The Health ministers mainly from SADC countries recognized that Malaria continues to be an obstacle to economic progress. Of the 600,000 global malaria deaths every year, 90% occur in Africa. SADC has committed to eliminating Malaria by 2015. Deputy Health minister Joe Phaahla says they are working with neighbouring countries Swaziland and Mozambique in terms of collaboration, "because as everybody knows mosquitoes don’t need passports".
“We are still focussing on 2015 and that is why in South Africa, the prevalence rates are insignificant and we need to go beyond our borders. In South Africa we still think we can make it for 2015 but it is going to be determined by that collaboration." Malaria remains a health threat to millions of people living in Southern Africa and advocacy groups say greater regional cooperation will be needed to eliminate the disease. Roll Back Malaria a partnership of organisations says 200,000 people continue to die from the disease in Southern African each year. It says the occurrence remains unacceptably high even in Southern Africa.
Executive Director Roll Back Malaria, Dr Kaka Mudambo says, "Low endemic countries have reached the stage of four per thousands, and in some zero cases of deaths; and those countries which are between zero and fifty and then we have the DRC where you still get a lot of malaria may be three hundred to four
hundred per thousand.” Malaria is the second biggest killer in Africa. It's a treatable and preventable
disease but the mosquito borne parasite kills close to five hundred million Africans each year mostly children under the age of five. Despite an overall reduction in infections over the last ten years, migration
experts worry it’s making a comeback in new ways. According to international Organisation for Migration, one in seven people is a migrant.
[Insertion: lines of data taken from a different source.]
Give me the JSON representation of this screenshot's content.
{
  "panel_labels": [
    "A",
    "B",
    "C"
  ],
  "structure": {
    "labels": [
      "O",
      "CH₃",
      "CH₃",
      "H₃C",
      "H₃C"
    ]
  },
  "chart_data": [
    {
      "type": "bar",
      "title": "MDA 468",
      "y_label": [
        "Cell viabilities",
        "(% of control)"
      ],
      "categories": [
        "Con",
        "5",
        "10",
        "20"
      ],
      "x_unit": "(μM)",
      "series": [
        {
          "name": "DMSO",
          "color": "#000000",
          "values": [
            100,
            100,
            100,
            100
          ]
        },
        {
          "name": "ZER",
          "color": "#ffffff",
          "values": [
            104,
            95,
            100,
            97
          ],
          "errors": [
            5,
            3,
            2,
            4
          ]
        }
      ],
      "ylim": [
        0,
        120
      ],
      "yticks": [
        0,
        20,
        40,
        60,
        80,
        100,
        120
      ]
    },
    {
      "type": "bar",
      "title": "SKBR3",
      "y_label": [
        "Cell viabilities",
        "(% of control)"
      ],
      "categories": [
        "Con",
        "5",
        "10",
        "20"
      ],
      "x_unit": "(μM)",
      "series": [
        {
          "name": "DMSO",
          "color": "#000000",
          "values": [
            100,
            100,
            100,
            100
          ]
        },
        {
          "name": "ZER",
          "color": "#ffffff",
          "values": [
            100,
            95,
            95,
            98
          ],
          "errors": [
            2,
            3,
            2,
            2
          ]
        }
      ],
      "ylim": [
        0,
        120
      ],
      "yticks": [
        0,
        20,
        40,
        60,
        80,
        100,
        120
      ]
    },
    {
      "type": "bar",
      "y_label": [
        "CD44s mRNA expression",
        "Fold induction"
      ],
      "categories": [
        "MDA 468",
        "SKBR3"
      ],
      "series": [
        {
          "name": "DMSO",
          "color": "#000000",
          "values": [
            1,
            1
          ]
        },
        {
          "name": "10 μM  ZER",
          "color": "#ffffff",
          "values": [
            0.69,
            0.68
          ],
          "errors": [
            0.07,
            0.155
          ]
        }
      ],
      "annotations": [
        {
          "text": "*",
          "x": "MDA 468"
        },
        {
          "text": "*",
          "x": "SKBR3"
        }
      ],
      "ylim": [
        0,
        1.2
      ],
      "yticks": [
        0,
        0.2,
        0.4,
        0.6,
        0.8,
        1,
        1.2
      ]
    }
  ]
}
It believes that increase in the cross border travel and rural and urban migrations within Southern Africa poses one most serious challenge to controlling and eliminating the disease. “More and more people moving in countries that managed to control and eliminate malaria, we are seeing that those countries are having cases we call it imported malaria because people are moving from endemic communities to low endemic areas. It's one of the main challenges we are facing," Regional Migration and Health co-ordinator International Organisation for Migration, Erick Ventura explains.
“When people move they may be moving with parasites and the countries coming together and ensuring that all the people who travel are well informed of the malaria and everywhere they travel they can seek treatment,” adds Mudambo. Roll back Malaria is calling for border screenings that will establish the burden of Malaria that is passing through the regions borders to understand which forms are being carried across and which regions they are coming from.